MQGTTM! Avatar (2009)

My Queue Goes to the Movies:

Directed by James Cameron
Starring Sam Worthington, Zoë Saldaña, Stephen Lang, Michelle Rodriguez, Giovanni Ribisi, Sigourney Weaver

Avatar. Looks expensive.

Given the budget and the fear Cameron’s directorial clout induces on his underlings, it’s a wonder this film didn’t descend into a Phantom Menace-esque self-indulgent disaster.

Lying somewhere between Dances with Wolves and Return of the Jedi, this over-hyped sci-fi epic definitely dazzles. It’s hard to find fault with something so technologically polished, acutely tuned in the way only a half a billion dollars can do. Everything from the the facial expressions and performances translated by the motion capture, to the awe-inspiring 3D environments and creatures all serve to immerse the viewer in an experience that many people are saying they dream about the night after watching.

Yet as I sat there in my seat for the first, second, and final hour of the film, one word kept nagging at the back of my brain.

Ewoks.

Anyone who’s ever wanted to stick their ponytail in their cat’s ear and read its thoughts can skip this paragraph. I’m not the only person who’s griped about the alien design. While this film does have heart and is immersive, it’s easy to slip out of the illusion when a character looks just a little too wide-eyed and goofy. The performances come through the facial rigs, but there’s still something inherently cringe-worthy every time the alien princess screams a Xena battle-cry or you’re watch a family of Na’vi mowed down by machine-gun fire. Think of that one shot with Ewok lamenting the death of his comrade in Jedi. That’s what I’m talking about.

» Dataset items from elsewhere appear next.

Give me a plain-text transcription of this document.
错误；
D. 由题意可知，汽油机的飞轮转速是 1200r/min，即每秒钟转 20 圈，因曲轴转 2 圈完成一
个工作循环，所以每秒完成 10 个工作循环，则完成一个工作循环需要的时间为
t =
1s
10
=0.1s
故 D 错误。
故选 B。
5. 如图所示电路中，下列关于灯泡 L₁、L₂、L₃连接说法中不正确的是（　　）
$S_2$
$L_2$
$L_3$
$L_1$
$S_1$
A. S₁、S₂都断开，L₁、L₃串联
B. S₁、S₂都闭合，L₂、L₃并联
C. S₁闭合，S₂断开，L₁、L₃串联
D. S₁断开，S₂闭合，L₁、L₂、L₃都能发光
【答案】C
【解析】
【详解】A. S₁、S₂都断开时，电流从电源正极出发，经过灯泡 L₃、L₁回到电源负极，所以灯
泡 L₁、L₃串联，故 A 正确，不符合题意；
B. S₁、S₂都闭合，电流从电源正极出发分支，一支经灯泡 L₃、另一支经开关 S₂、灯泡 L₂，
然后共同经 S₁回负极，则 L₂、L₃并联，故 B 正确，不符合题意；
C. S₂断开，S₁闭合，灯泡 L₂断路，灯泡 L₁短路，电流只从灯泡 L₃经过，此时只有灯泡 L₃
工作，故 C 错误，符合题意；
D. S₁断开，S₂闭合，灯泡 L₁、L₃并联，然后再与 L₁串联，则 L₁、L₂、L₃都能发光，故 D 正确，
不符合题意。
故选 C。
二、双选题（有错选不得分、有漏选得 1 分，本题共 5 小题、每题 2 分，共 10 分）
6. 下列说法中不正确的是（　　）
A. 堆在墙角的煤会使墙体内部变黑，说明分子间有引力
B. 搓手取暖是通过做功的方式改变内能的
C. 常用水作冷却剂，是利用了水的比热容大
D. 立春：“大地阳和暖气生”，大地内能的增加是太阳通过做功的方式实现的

But that’s not my main reservation about giving this movie four-stars. It’s the story. It’s derivative and predictable. The characters were archtypical and mostly one-dimensional. The sense of deja vu you get when watching The Abyss and this film is palatable.

The simple fact that we’ve seen this story before so many times, and done better for hundreds of millions of dollars less makes you take pause and wonder what the billions of dollars surrounding this film both in cost and revenue could have done to resolve a real-life territorial invasion. I marveled on what each shot must have cost and wondering, is the story better than Battle for Terra? A film that came out earlier this year with the exact same plot but made for a hundredth of the cost of Avatar. Better than Ferngully? Or Star Trek: Insurrection? Well, that last one, yes.

Is it better than Dances with Wolves or have a bigger impact? Maybe this is this generation’s Dances. Will the theme stay with you and make you think about taking up arms against corporate greed and industrialism? How can you when the film’s production is mired in financial excess?

But spectacle seems to be what this movie is all about and if seen in Imax 3D, a spectacle is what you’ll get. Is it gorgeous? Yes. Will you want to see it again? The three hour time stamp will probably deter multiple viewings. Will you walk away discussing its cultural ramifications with your friends? No. This is superficial entertainment.

But damn it looks nice.

Other films by the director: Titanic (1997), Terminator 2 (1995), The Abyss (1989)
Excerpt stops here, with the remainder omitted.